A new study, entitled “Genome-wide methylation profiling of the different stages of hepatitis B virus-related hepatocellular carcinoma development in plasma cell-free DNA reveals potential biomarkers for early detection and high-risk monitoring of hepatocellular carcinoma” may lead to next-generation diagnostic models for the disease. The study was published in Clinical Epigenetics by Yangxing Zhao and Feng Xue, first co-authors of the study, and led by Dr. Jian Yu from the Shanghai Cancer Institute, and Dr. Qiang Xia from Shanghai Jiao Tong University.
In Southeast Asia, a relevant model of hepatocellular carcinoma (HCC) has been described that includes all the stages of the disease from chronic hepatitis B infection (CHB) to liver cirrhosis (LC) and, ultimately, to HCC. Most tumors when developing acquire specific biological phenotypes; epigenetic modifications, like DNA methylation, that seem to play crucial roles for the development of the tumor. A genome-wide methylation profiling of plasma cell-free DNA (cfDNA) has never been done to investigate the development of HCC.
The research team used MethylCap-seq, a profiling method that enables the identification of the methylated portion of the genome and reveals new regions that are differently methylated in a biological sample. The authors analyzed the genome-wide plasma cell-free DNA methylation profiles from the pool of samples of healthy control (HC), chronic hepatitis B infection (CHB), liver cirrhosis (LC) and hepatocellular carcinoma (HCC) patients. Then they independently validated the library data for the DNA of the tissue and plasma cell-free DNA using three methods: 1) methylation-specific PCR (MSP), the most common technique to study CpG island methylation, 2) quantitative Methylation-Specific PCR (qMSP), a method designed to amplify bisulphite-converted methylated DNA target sequences in the presence of an excess of unmethylated sequences, 3) and Multiplex-BSP-seq.

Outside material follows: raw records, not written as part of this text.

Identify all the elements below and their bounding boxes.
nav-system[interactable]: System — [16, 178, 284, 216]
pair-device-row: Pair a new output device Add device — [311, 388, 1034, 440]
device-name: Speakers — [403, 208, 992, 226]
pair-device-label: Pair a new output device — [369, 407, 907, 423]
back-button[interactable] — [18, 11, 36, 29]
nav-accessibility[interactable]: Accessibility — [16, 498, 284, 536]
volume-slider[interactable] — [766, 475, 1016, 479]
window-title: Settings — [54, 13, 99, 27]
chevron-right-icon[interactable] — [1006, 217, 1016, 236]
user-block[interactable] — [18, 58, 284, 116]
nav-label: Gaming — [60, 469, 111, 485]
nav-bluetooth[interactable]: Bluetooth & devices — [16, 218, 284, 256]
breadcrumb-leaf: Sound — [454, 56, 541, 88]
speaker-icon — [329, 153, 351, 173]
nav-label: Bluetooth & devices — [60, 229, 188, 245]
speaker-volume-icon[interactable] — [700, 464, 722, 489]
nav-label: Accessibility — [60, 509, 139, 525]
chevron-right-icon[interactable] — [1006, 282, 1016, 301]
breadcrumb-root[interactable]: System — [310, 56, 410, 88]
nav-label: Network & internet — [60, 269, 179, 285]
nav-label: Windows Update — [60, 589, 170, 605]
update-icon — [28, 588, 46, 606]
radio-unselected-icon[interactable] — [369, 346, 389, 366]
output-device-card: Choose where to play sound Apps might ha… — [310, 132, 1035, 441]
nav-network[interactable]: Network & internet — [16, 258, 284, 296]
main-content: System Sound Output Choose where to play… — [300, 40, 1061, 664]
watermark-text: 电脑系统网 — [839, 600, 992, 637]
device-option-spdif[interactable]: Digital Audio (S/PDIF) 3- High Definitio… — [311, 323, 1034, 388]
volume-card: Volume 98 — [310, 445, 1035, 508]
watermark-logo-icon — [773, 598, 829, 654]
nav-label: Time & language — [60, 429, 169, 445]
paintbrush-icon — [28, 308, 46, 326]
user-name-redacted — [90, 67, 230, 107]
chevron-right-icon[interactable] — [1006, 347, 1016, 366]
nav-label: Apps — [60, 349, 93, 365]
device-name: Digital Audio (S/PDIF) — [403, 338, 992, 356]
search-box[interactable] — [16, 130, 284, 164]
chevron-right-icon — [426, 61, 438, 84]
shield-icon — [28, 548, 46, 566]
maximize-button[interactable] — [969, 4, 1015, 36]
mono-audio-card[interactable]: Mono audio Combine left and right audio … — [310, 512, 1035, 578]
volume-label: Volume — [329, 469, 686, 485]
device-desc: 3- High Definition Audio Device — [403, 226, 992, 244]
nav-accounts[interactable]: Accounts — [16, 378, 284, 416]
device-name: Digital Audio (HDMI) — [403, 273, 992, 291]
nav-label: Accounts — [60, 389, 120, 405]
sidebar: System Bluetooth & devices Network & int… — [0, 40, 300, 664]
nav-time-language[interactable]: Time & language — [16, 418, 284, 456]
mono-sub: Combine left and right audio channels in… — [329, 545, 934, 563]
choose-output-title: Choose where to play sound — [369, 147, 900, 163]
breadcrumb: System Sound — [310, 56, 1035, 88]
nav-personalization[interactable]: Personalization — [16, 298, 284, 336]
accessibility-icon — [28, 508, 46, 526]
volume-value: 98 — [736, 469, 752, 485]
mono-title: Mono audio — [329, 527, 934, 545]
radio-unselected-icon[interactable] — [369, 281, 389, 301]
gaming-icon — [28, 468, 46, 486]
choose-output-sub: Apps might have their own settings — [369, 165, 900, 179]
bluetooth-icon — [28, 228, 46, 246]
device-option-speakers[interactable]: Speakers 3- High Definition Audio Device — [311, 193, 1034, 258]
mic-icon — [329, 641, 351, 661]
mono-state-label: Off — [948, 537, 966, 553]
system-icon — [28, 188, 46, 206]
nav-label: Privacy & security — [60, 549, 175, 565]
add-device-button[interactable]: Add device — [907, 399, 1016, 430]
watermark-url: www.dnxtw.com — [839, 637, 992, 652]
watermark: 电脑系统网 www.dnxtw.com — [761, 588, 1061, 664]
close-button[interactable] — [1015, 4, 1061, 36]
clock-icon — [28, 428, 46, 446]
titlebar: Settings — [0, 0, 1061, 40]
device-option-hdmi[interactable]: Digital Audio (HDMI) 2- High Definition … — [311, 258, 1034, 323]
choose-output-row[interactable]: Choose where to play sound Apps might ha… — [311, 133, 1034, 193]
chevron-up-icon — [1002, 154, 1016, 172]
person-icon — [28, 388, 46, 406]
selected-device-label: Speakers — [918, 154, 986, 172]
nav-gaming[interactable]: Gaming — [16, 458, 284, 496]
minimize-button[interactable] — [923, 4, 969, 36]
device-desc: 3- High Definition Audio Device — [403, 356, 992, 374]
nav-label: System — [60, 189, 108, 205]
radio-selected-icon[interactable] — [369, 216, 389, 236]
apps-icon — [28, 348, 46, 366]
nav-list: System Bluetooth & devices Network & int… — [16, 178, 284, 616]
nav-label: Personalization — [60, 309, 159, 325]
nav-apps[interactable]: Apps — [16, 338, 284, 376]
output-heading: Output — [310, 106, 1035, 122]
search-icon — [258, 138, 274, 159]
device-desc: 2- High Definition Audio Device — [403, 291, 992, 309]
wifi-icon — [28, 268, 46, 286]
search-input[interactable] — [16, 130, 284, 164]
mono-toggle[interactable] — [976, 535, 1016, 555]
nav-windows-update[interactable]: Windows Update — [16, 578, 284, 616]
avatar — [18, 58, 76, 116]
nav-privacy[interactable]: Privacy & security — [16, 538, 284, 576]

In this study, the authors found that dynamic characteristics of plasma cell-free DNA methylation matched the normal development of HCC. The results identified the presence of 240, 272 and 286 genes differentially methylated (DMGs) related, respectively, to the early, middle and late stages of progression of hepatocellular carcinoma. In addition, three differentially methylated genes were identified, ZNF300, SLC22A20 and SHISA7, that possibly enable to distinguish between chronic hepatitis B infection and liver cirrhosis and between liver cirrhosis and hepatocellular carcinoma.